With Israel now turning its attention to Hezbollah in Lebanon, is there a risk of Gaza being forgotten?

That's a real fear. In a way, it's shocking to think that Gaza could be forgotten. We spent the last year being very frustrated with Sudan being forgotten and trying to work out how to bring more attention to the crisis there. So, I find it quite hard to get my head around the fact that we may need to actually now work out how we can bring Gaza back to the attention that it deserves. At the same time, the situation in Lebanon is incredibly worrying.

What have you been doing to respond to the worsening situation there?

We are reorienting our presence in the country to make it an emergency response. Up until recently, we’ve had more of an institutional presence. We've had some medical programmes there, but we’ll be scaling those up and putting emergency teams in place.

Over 300 aid workers have been killed since 7 October. How has this war changed perceptions about the safety of local humanitarian workers?

We have to be aware when we're talking about dangers faced by humanitarian workers that the vast majority of that risk falls on local humanitarian workers, and that's borne out very clearly by the statistics. The cause of the dangers can vary significantly from context to context – for both local and international workers. When compared to Sudan, for example, the dynamics are very different.

I think that the emblems (of humanitarian aid organisations) still carry weight but only as long as the work carries weight. So that's where we come down to the fact that we need to be able to be responders.
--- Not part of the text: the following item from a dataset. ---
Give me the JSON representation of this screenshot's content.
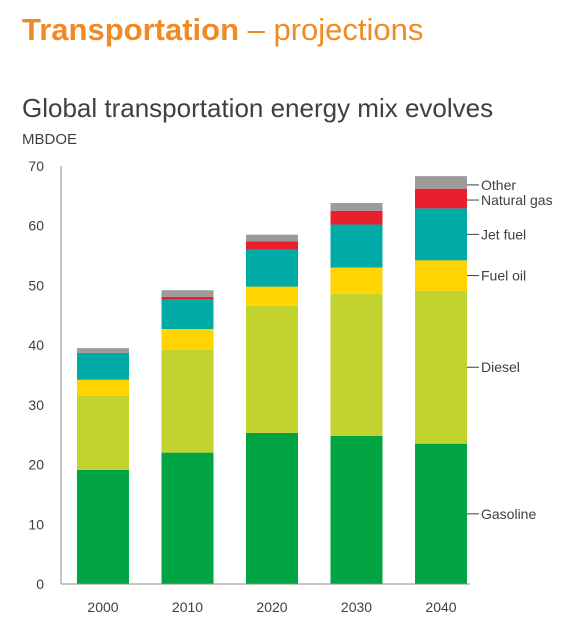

We need to be able to have medical teams on the ground and to have contact with patients to be able to do all the rest of it – whether that's guaranteeing the safety of our staff or being able to advocate on the population's behalf.
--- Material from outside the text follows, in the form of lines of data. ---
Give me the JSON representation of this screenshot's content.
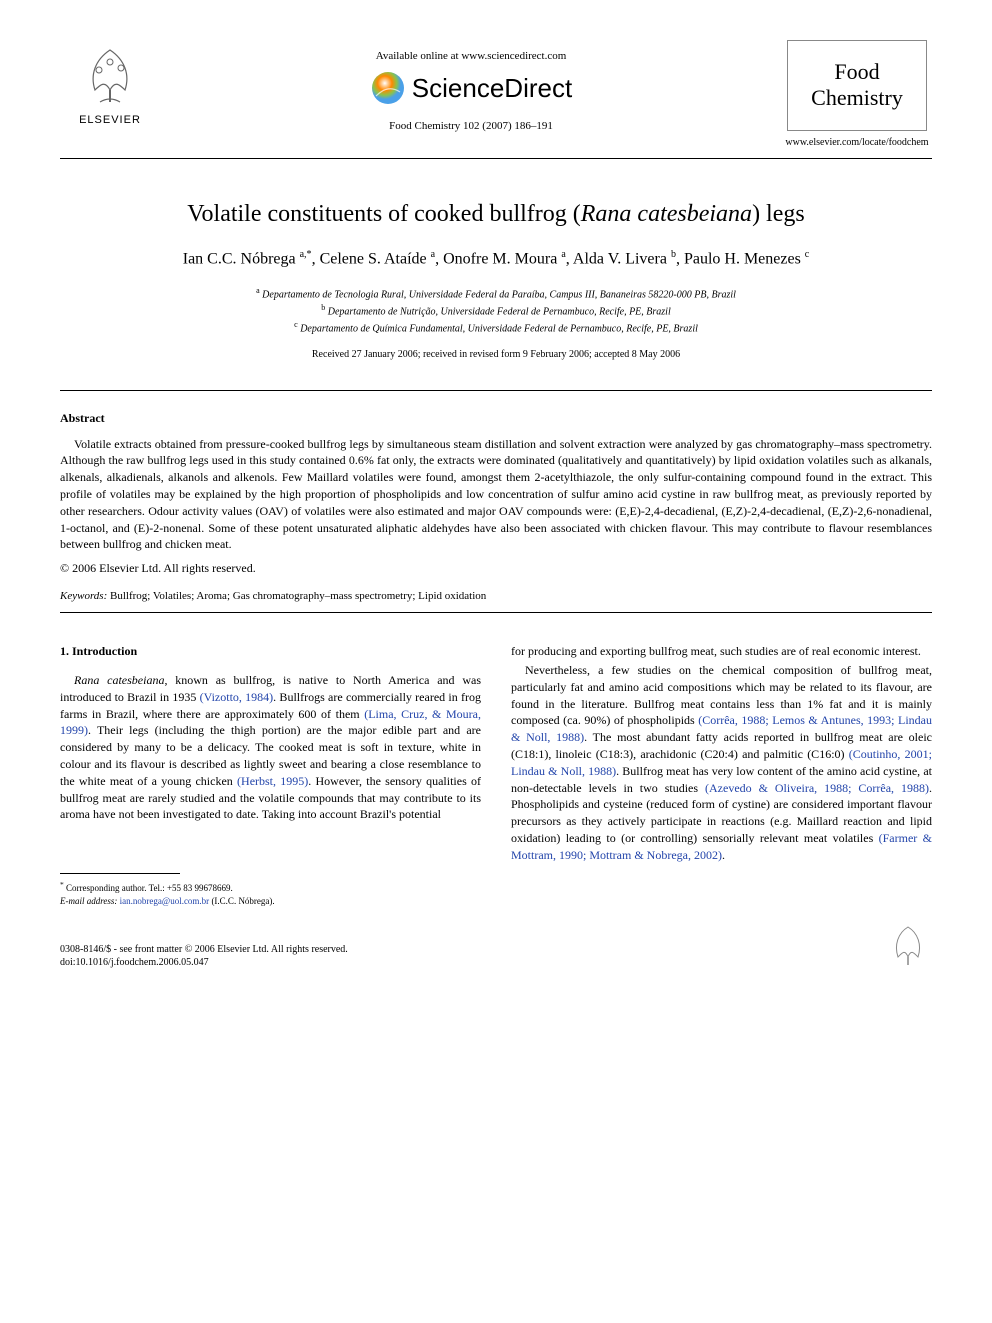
{
  "header": {
    "available_line": "Available online at www.sciencedirect.com",
    "sciencedirect": "ScienceDirect",
    "citation": "Food Chemistry 102 (2007) 186–191",
    "elsevier_label": "ELSEVIER",
    "journal_name_line1": "Food",
    "journal_name_line2": "Chemistry",
    "journal_url": "www.elsevier.com/locate/foodchem"
  },
  "article": {
    "title_pre": "Volatile constituents of cooked bullfrog (",
    "title_species": "Rana catesbeiana",
    "title_post": ") legs",
    "authors_html": "Ian C.C. Nóbrega <sup>a,*</sup>, Celene S. Ataíde <sup>a</sup>, Onofre M. Moura <sup>a</sup>, Alda V. Livera <sup>b</sup>, Paulo H. Menezes <sup>c</sup>",
    "affiliations": [
      {
        "label": "a",
        "text": "Departamento de Tecnologia Rural, Universidade Federal da Paraíba, Campus III, Bananeiras 58220-000 PB, Brazil"
      },
      {
        "label": "b",
        "text": "Departamento de Nutrição, Universidade Federal de Pernambuco, Recife, PE, Brazil"
      },
      {
        "label": "c",
        "text": "Departamento de Química Fundamental, Universidade Federal de Pernambuco, Recife, PE, Brazil"
      }
    ],
    "dates": "Received 27 January 2006; received in revised form 9 February 2006; accepted 8 May 2006"
  },
  "abstract": {
    "heading": "Abstract",
    "body": "Volatile extracts obtained from pressure-cooked bullfrog legs by simultaneous steam distillation and solvent extraction were analyzed by gas chromatography–mass spectrometry. Although the raw bullfrog legs used in this study contained 0.6% fat only, the extracts were dominated (qualitatively and quantitatively) by lipid oxidation volatiles such as alkanals, alkenals, alkadienals, alkanols and alkenols. Few Maillard volatiles were found, amongst them 2-acetylthiazole, the only sulfur-containing compound found in the extract. This profile of volatiles may be explained by the high proportion of phospholipids and low concentration of sulfur amino acid cystine in raw bullfrog meat, as previously reported by other researchers. Odour activity values (OAV) of volatiles were also estimated and major OAV compounds were: (E,E)-2,4-decadienal, (E,Z)-2,4-decadienal, (E,Z)-2,6-nonadienal, 1-octanol, and (E)-2-nonenal. Some of these potent unsaturated aliphatic aldehydes have also been associated with chicken flavour. This may contribute to flavour resemblances between bullfrog and chicken meat.",
    "copyright": "© 2006 Elsevier Ltd. All rights reserved."
  },
  "keywords": {
    "label": "Keywords:",
    "text": " Bullfrog; Volatiles; Aroma; Gas chromatography–mass spectrometry; Lipid oxidation"
  },
  "introduction": {
    "heading": "1. Introduction",
    "col1_html": "<span class='italic'>Rana catesbeiana</span>, known as bullfrog, is native to North America and was introduced to Brazil in 1935 <span class='ref-link'>(Vizotto, 1984)</span>. Bullfrogs are commercially reared in frog farms in Brazil, where there are approximately 600 of them <span class='ref-link'>(Lima, Cruz, & Moura, 1999)</span>. Their legs (including the thigh portion) are the major edible part and are considered by many to be a delicacy. The cooked meat is soft in texture, white in colour and its flavour is described as lightly sweet and bearing a close resemblance to the white meat of a young chicken <span class='ref-link'>(Herbst, 1995)</span>. However, the sensory qualities of bullfrog meat are rarely studied and the volatile compounds that may contribute to its aroma have not been investigated to date. Taking into account Brazil's potential",
    "col2_p1": "for producing and exporting bullfrog meat, such studies are of real economic interest.",
    "col2_p2_html": "Nevertheless, a few studies on the chemical composition of bullfrog meat, particularly fat and amino acid compositions which may be related to its flavour, are found in the literature. Bullfrog meat contains less than 1% fat and it is mainly composed (ca. 90%) of phospholipids <span class='ref-link'>(Corrêa, 1988; Lemos & Antunes, 1993; Lindau & Noll, 1988)</span>. The most abundant fatty acids reported in bullfrog meat are oleic (C18:1), linoleic (C18:3), arachidonic (C20:4) and palmitic (C16:0) <span class='ref-link'>(Coutinho, 2001; Lindau & Noll, 1988)</span>. Bullfrog meat has very low content of the amino acid cystine, at non-detectable levels in two studies <span class='ref-link'>(Azevedo & Oliveira, 1988; Corrêa, 1988)</span>. Phospholipids and cysteine (reduced form of cystine) are considered important flavour precursors as they actively participate in reactions (e.g. Maillard reaction and lipid oxidation) leading to (or controlling) sensorially relevant meat volatiles <span class='ref-link'>(Farmer & Mottram, 1990; Mottram & Nobrega, 2002)</span>."
  },
  "footnote": {
    "corresponding": "Corresponding author. Tel.: +55 83 99678669.",
    "email_label": "E-mail address:",
    "email": "ian.nobrega@uol.com.br",
    "email_who": "(I.C.C. Nóbrega)."
  },
  "footer": {
    "line1": "0308-8146/$ - see front matter © 2006 Elsevier Ltd. All rights reserved.",
    "line2": "doi:10.1016/j.foodchem.2006.05.047"
  },
  "colors": {
    "text": "#000000",
    "link": "#2244aa",
    "border": "#888888",
    "sd_orange": "#ff8800",
    "sd_green": "#8bc34a",
    "sd_blue": "#4aa0e8"
  }
}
Do aid organisations need to give more attention to the safety and training of local staff?

There are a number of things that we need to do to really focus on our local staff, including understanding the risks much better than we have done previously, but also protecting them when it comes to things like abuse of power within an organisation and abuse of power within the community. I think one of the key frontiers in terms of where humanitarian work goes next is really ensuring that we are doing our duty of care and all forms when it comes to local workers, whether that be through security risks, whether that be through the power systems, or the humanitarian system more broadly.

The personal toll this is having on aid workers is huge, with many losing their lives and their loved ones. How is your staff faring?
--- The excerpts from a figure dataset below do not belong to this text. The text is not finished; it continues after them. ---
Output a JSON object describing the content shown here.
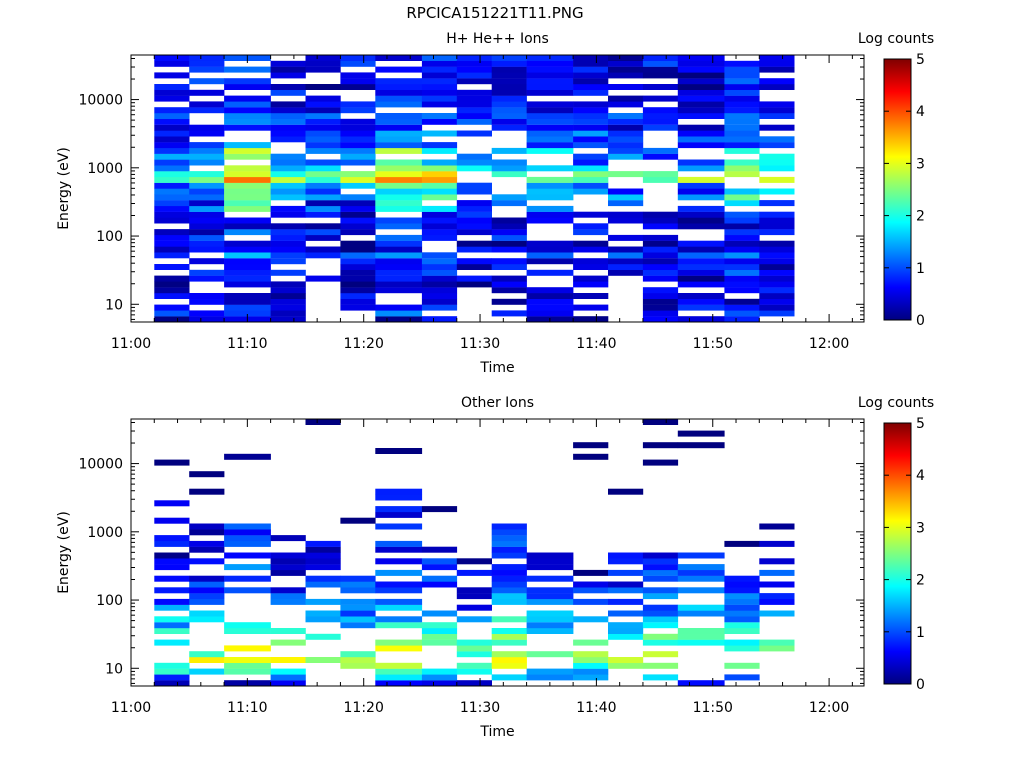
{
  "figure_title": "RPCICA151221T11.PNG",
  "colorscale": [
    "#00007f",
    "#0000ff",
    "#007fff",
    "#00ffff",
    "#7fff7f",
    "#ffff00",
    "#ff7f00",
    "#ff0000",
    "#7f0000"
  ],
  "chart_data": [
    {
      "type": "heatmap",
      "title": "H+ He++ Ions",
      "xlabel": "Time",
      "ylabel": "Energy (eV)",
      "colorbar_label": "Log counts",
      "colorbar_range": [
        0,
        5
      ],
      "colorbar_ticks": [
        "0",
        "1",
        "2",
        "3",
        "4",
        "5"
      ],
      "x_range": [
        "11:00",
        "12:03"
      ],
      "x_ticks": [
        "11:00",
        "11:10",
        "11:20",
        "11:30",
        "11:40",
        "11:50",
        "12:00"
      ],
      "y_scale": "log",
      "y_range": [
        5.5,
        45000
      ],
      "y_ticks": [
        "10",
        "100",
        "1000",
        "10000"
      ],
      "time_bins": [
        "11:02",
        "11:05",
        "11:08",
        "11:12",
        "11:15",
        "11:18",
        "11:21",
        "11:25",
        "11:28",
        "11:31",
        "11:34",
        "11:38",
        "11:41",
        "11:44",
        "11:47",
        "11:51",
        "11:54"
      ],
      "energy_levels": 46,
      "energy_range": [
        5.5,
        45000
      ],
      "channel_means": [
        0.2,
        0.6,
        0.5,
        0.3,
        0.4,
        0.3,
        0.3,
        0.4,
        0.6,
        0.4,
        0.5,
        0.9,
        0.4,
        0.3,
        0.7,
        0.6,
        0.4,
        0.4,
        0.5,
        0.9,
        0.6,
        1.3,
        0.9,
        1.1,
        2.5,
        2.1,
        1.4,
        1.0,
        1.1,
        1.3,
        0.9,
        0.8,
        1.0,
        0.6,
        0.7,
        0.8,
        0.6,
        0.5,
        0.5,
        0.6,
        0.4,
        0.6,
        0.4,
        0.5,
        0.6,
        0.5
      ],
      "bin_boost": [
        0,
        0.1,
        1.2,
        0.2,
        0,
        0.1,
        1.1,
        0.9,
        0.3,
        0.2,
        0.3,
        0.1,
        0.1,
        0,
        0,
        0.9,
        0.6
      ],
      "empty_fraction": 0.24,
      "data_end": "11:57"
    },
    {
      "type": "heatmap",
      "title": "Other Ions",
      "xlabel": "Time",
      "ylabel": "Energy (eV)",
      "colorbar_label": "Log counts",
      "colorbar_range": [
        0,
        5
      ],
      "colorbar_ticks": [
        "0",
        "1",
        "2",
        "3",
        "4",
        "5"
      ],
      "x_range": [
        "11:00",
        "12:03"
      ],
      "x_ticks": [
        "11:00",
        "11:10",
        "11:20",
        "11:30",
        "11:40",
        "11:50",
        "12:00"
      ],
      "y_scale": "log",
      "y_range": [
        5.5,
        45000
      ],
      "y_ticks": [
        "10",
        "100",
        "1000",
        "10000"
      ],
      "time_bins": [
        "11:02",
        "11:05",
        "11:08",
        "11:12",
        "11:15",
        "11:18",
        "11:21",
        "11:25",
        "11:28",
        "11:31",
        "11:34",
        "11:38",
        "11:41",
        "11:44",
        "11:47",
        "11:51",
        "11:54"
      ],
      "energy_levels": 46,
      "energy_range": [
        5.5,
        45000
      ],
      "channel_means": [
        0.3,
        1.2,
        1.8,
        2.4,
        2.9,
        2.6,
        2.5,
        2.2,
        2.1,
        1.8,
        1.6,
        1.5,
        1.3,
        1.1,
        1.0,
        0.9,
        0.8,
        0.8,
        0.7,
        0.6,
        0.5,
        0.5,
        0.4,
        0.4,
        0.4,
        0.3,
        0.3,
        0.3,
        0.3,
        0.2,
        0.2,
        0.2,
        0.2,
        0.2,
        0.2,
        0.2,
        0.2,
        0.2,
        0.2,
        0.2,
        0.2,
        0.2,
        0.2,
        0.2,
        0.2,
        0.2
      ],
      "bin_boost": [
        0,
        0,
        0.5,
        0,
        0,
        0,
        0.3,
        0.3,
        -0.3,
        0.5,
        0,
        -0.3,
        0,
        0.2,
        0.3,
        0,
        0.1
      ],
      "empty_fraction": 0.45,
      "bin_max_channel": [
        31,
        27,
        28,
        25,
        24,
        22,
        33,
        21,
        23,
        27,
        22,
        19,
        23,
        24,
        22,
        20,
        27
      ],
      "data_end": "11:57"
    }
  ]
}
I read posts from our staff on social media almost on a daily basis and it's heartbreaking what they're going through. At the same time, one of their key messages to us is that they want to carry on working and that they want us to stay there. So far, that's what we've decided to do. It doesn't mean to say that at some point in the future, we don't decide that it's too dangerous and it becomes too much of a risk – that decision is always on the table.

How much of your work as a humanitarian organisation do you see as advocacy as much as response?

For MSF, the two have always been part of our DNA – the medical response, but also talking about what we see. We were founded by both doctors and journalists and that has stayed part of our culture. But without us doing impactful medical programmes, our voices wouldn’t be as strong. So that calculation is something that’s happening internally on a daily basis.

What do you see as the biggest priorities for humanitarians in Gaza right now?

There are two fundamental things. One, the war needs to stop. There needs to be a ceasefire, and the killing needs to end. Secondly, there needs to be an absolute flood of humanitarian assistance coming into Gaza and now Lebanon.